Users are unable to log in to Confluence (LDAP: error code 49, data 52e)
Users are unable to log in. Nothing has changed in Confluence side.
The following appears in the
2017-10-25 14:13:07,009 ERROR [scheduler_Worker-3] [atlassian.crowd.directory.DbCachingDirectoryPoller] pollChanges Error occurred while refreshing the cache for directory [ 31064065 ]. com.atlassian.crowd.exception.OperationFailedException: Error looking up attributes for highestCommittedUSN at com.atlassian.crowd.directory.MicrosoftActiveDirectory.fetchHighestCommittedUSN(MicrosoftActiveDirectory.java:847) ... Caused by: org.springframework.ldap.AuthenticationException: [LDAP: error code 49 - 80090308: LdapErr: DSID-0C09042F, comment: AcceptSecurityContext error, data 52e, v2580 ]; nested exception is javax.naming.AuthenticationException: [LDAP: error code 49 - 80090308: LdapErr: DSID-0C09042F, comment: AcceptSecurityContext error, data 52e, v2580 ]
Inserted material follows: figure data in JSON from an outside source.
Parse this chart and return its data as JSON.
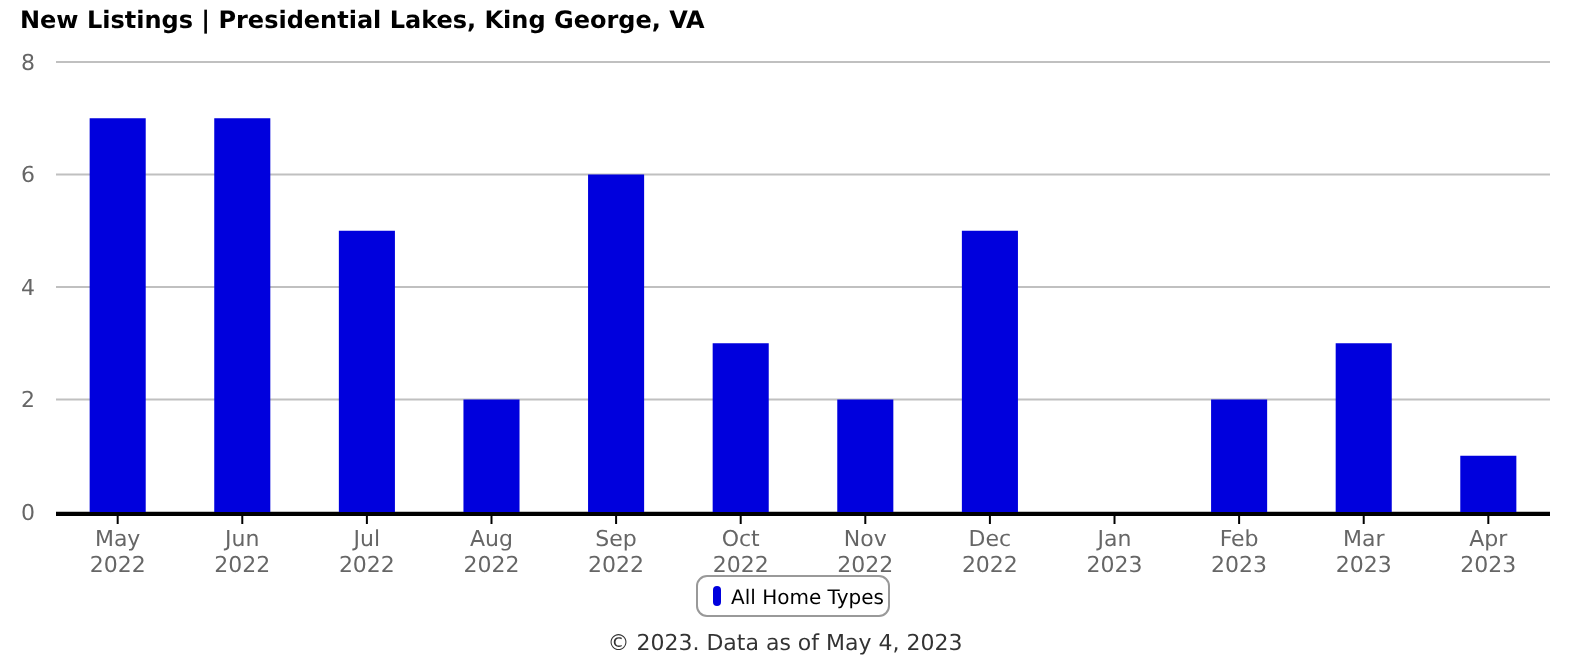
{
  "chart_data": {
    "type": "bar",
    "title": "New Listings | Presidential Lakes, King George, VA",
    "categories": [
      "May\n2022",
      "Jun\n2022",
      "Jul\n2022",
      "Aug\n2022",
      "Sep\n2022",
      "Oct\n2022",
      "Nov\n2022",
      "Dec\n2022",
      "Jan\n2023",
      "Feb\n2023",
      "Mar\n2023",
      "Apr\n2023"
    ],
    "series": [
      {
        "name": "All Home Types",
        "color": "#0000dd",
        "values": [
          7,
          7,
          5,
          2,
          6,
          3,
          2,
          5,
          0,
          2,
          3,
          1
        ]
      }
    ],
    "ylim": [
      0,
      8
    ],
    "yticks": [
      0,
      2,
      4,
      6,
      8
    ],
    "grid": "y",
    "legend": "bottom",
    "annotations": [
      "© 2023. Data as of May 4, 2023"
    ]
  }
}
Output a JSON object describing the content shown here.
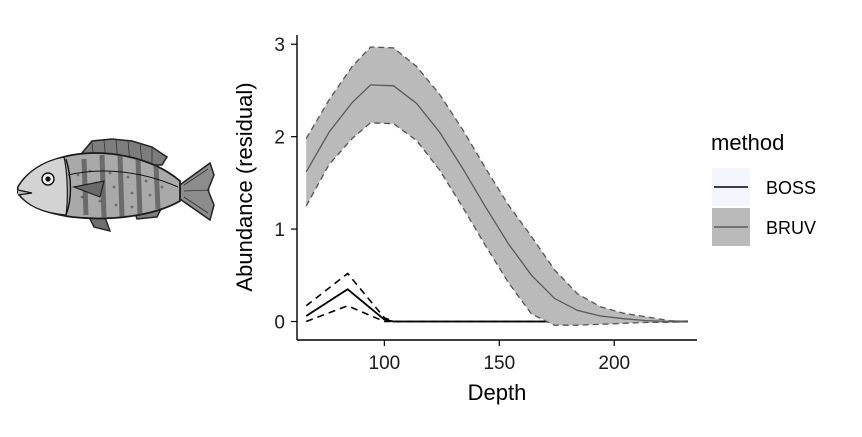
{
  "chart_data": {
    "type": "line",
    "xlabel": "Depth",
    "ylabel": "Abundance (residual)",
    "xlim": [
      62,
      236
    ],
    "ylim": [
      -0.2,
      3.1
    ],
    "xticks": [
      100,
      150,
      200
    ],
    "yticks": [
      0,
      1,
      2,
      3
    ],
    "grid": false,
    "legend": {
      "title": "method",
      "position": "right",
      "entries": [
        "BOSS",
        "BRUV"
      ]
    },
    "series": [
      {
        "name": "BOSS",
        "color": "#000000",
        "ribbon": false,
        "x": [
          66,
          84,
          100,
          104,
          232
        ],
        "y": [
          0.06,
          0.35,
          0.02,
          0.0,
          0.0
        ],
        "lower": [
          0.0,
          0.17,
          0.0,
          0.0,
          0.0
        ],
        "upper": [
          0.17,
          0.52,
          0.04,
          0.0,
          0.0
        ]
      },
      {
        "name": "BRUV",
        "color": "#5a5a5a",
        "ribbon": true,
        "ribbon_color": "#bababa",
        "x": [
          66,
          76,
          86,
          94,
          104,
          114,
          124,
          134,
          144,
          154,
          164,
          174,
          184,
          194,
          204,
          214,
          224,
          232
        ],
        "y": [
          1.62,
          2.05,
          2.37,
          2.56,
          2.55,
          2.36,
          2.05,
          1.66,
          1.24,
          0.84,
          0.5,
          0.25,
          0.12,
          0.06,
          0.03,
          0.01,
          0.0,
          0.0
        ],
        "lower": [
          1.25,
          1.7,
          1.98,
          2.15,
          2.14,
          1.96,
          1.64,
          1.24,
          0.82,
          0.42,
          0.08,
          -0.04,
          -0.04,
          -0.03,
          -0.02,
          -0.01,
          -0.01,
          0.0
        ],
        "upper": [
          1.98,
          2.4,
          2.76,
          2.97,
          2.96,
          2.76,
          2.46,
          2.08,
          1.66,
          1.26,
          0.92,
          0.56,
          0.3,
          0.16,
          0.09,
          0.05,
          0.01,
          0.0
        ]
      }
    ]
  },
  "legend_colors": {
    "boss_key_background": "#f4f5fd",
    "bruv_key_background": "#bababa"
  },
  "illustration": {
    "icon": "fish-icon"
  }
}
LDAP Error 49 data 52e means that the credentials of the user configured to bind LDAP directory with Confluence are incorrect, as described here: https://confluence.atlassian.com/kb/common-user-management-errors-820119309.html#CommonUserManagementErrors-ActiveDirectoryError49
This can happen when that user is either removed or has its password changed from LDAP side.
Follow the steps outlined at Restore Passwords To Recover Admin User Rights. By doing so, you'll be able to access the User Directory settings and change the "Username" field with a valid admin user or change the "Password" field with the new password, allowing Confluence to connect to LDAP.
Alternatively, you can run the following query against your database to find out which one is the admin account that Confluence uses to connect to the LDAP:
SELECT * FROM cwd_directory_attribute WHERE attribute_name = 'ldap.userdn';
Note: The query may return multiple results in case you have more than one User Directory in your Confluence instance.
Re-adding the user back to the LDAP with the same password should resolve the issue.